White House on Mexico’s Defense Ministry leaks: ‘All governments are vulnerable to being hacked’

Ahead of a bilateral security summit, the cyberattack on the Mexican armed forces has revealed US cooperation against the cartels and the fight on fentanyl

Sedena Papers
US Secretary of State Antony Blinken (l) and Mexican Foreign Minister Marcelo Ebrard during a meeting in September.RAQUEL CUNHA (AP)
Elías Camhaji

The massive leak of four million emails from the Mexican Secretariat of National Defense (Sedena), which oversees the country’s army and air forces, has overshadowed a bilateral meeting on security issues that will be held between representatives of Mexico and the United States in Washington on October 13. In a telephone press conference regarding the meeting, two high-ranking US State Department officials sidestepped the controversy over the cyberattack targeting the Mexican military, although they did acknowledge that there is a risk that sensitive information will be exposed related to field operations. “All governments are vulnerable to being hacked,” said Ricardo Zúñiga, Special Envoy for the Northern Triangle in the Bureau of Western Hemisphere Affairs.

“There is always the danger that information will be leaked,” said Zúñiga in response to a question from EL PAÍS about how the leak of the emails, which has been attributed to the Guacamaya hacking collective, will impact the bilateral meeting, which forms part of the US-Mexico High-Level Security Dialogue between the countries. The meeting will take place at the US Department of State, and be headed by US Secretary of State Antony Blinken and Mexican Foreign Minister Marcelo Ebrard. Zúñiga has acknowledged that it is appropriate for the institutions and agencies of the United States and Mexico to discuss how they can “protect ourselves together” against common threats to cybersecurity.

Three of the six questions admitted at the press conference concerned the so-called Sedena Papers, also known as the Guacamaya Leaks. The stance of the administration of US President Joe Biden is to provide no further comment on the hack and not to air any specific concerns, at least in public. “Data leaks are a global problem,” said Assistant Secretary for the Bureau of International Narcotics and Law Enforcement Affairs Todd Robinson. Reporters also asked about the potential implications of the leaks in El Salvador, whose army was also exposed by Guacamaya. Robinson limited himself to stating that any actions to be taken would “depend largely on the specific case.”

Ejército en Aguililla, Michoacan por narcotráfico
Special forces of the Mexican Army stand guard on a road in Aguililla, Michoacan state, Mexico, on February 9, 2022. ENRIQUE CASTRO (AFP)

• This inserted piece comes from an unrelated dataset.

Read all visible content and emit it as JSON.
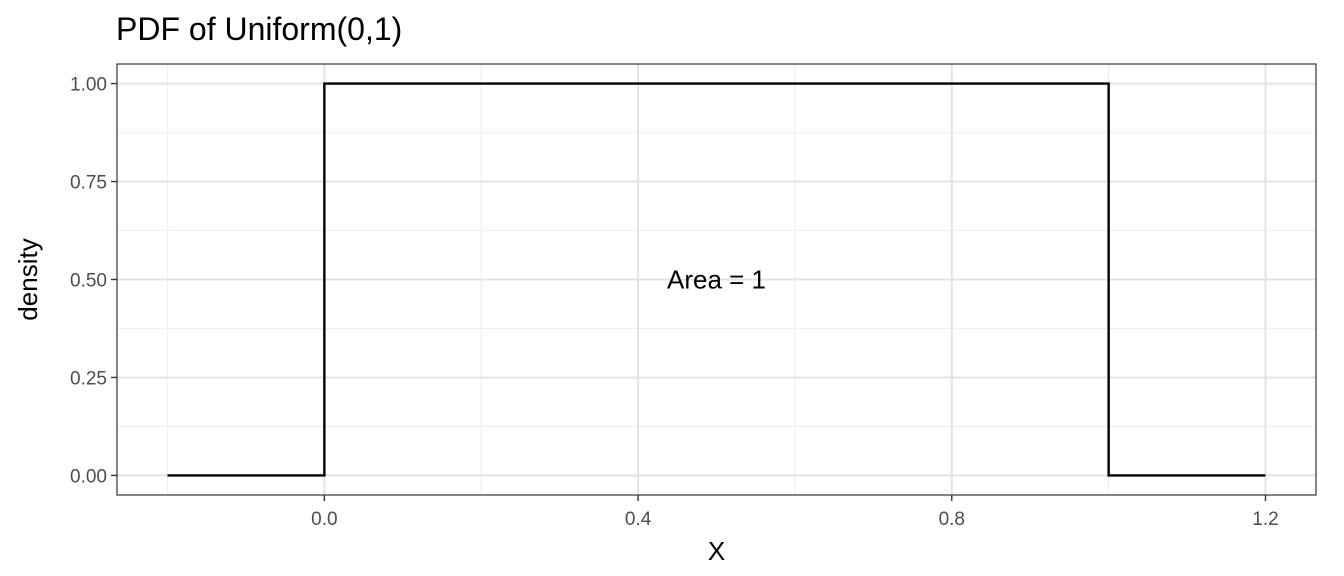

Mexico-US fight against fentanyl

The priority topics of the bilateral security meeting will focus on regional security, drug trafficking and migration. Although the cyberattack carried out against the Mexican military monopolized questions from the press, US diplomats focused their message on specific threats, such as the trafficking of weapons and people across the border, as well as the influence of criminal organizations. High on that list of concerns is the fight against fentanyl, the substance behind a public health crisis that claimed more than 70,000 lives in the United States last year. The synthetic drug, which is 50 times more powerful than heroin, has also led to the increased sophistication of the criminal strategies of Mexico’s two most powerful drug-trafficking organizations, the Sinaloa Cartel and the Jalisco New Generation Cartel. “We must do more to address the threat of synthetic drugs like fentanyl,” Robinson said. “It is our main priority.”

Last weekend, EL PAÍS published a report on the war being waged by Washington and Mexico against fentanyl, based on the Sedena Papers. The leaked files detail exchanges of information between high-ranking members of the Mexican armed forces and personnel attached to the United States Embassy and intelligence work carried out against criminal organizations, which included intercepting signals and tracking coordinates in real time and spying on arms deliveries and drug shipments.

US authorities have reported the seizure of more than 10 million fentanyl pills in the past four months, while the Mexican armed forces have seized more than 15 million pills since Andrés Manuel López Obrador came to power in December 2018. Despite the Mexican president’s assurances that US agencies have played no part in major recent operations against organized crime, the size of fentanyl seizures and the capture of high-ranking cartel members suggest otherwise, and that cooperation between the two countries is ongoing even if it is being carried out discreetly. “The United States and Mexico work together,” Robinson said ahead of the US-Mexico High-Level Security Dialogue. “The relationship is fluid and strong.”

“Mexico serves as a strategic partner in the region,” said Zúñiga on the issue of migration, another priority on the bilateral agenda. The United States has said it is “pleased” with the cooperation of the López Obrador government to contain migratory flows, one of the most complicated issues of Biden’s presidency and that which has drawn the harshest criticism from the Republican Party. Tough policies on migration have also proved controversial in Mexico, where pressure from the White House has translated into stricter actions on the ground and provoked a shift in immigration policy compared to the early days of the López Obrador administration.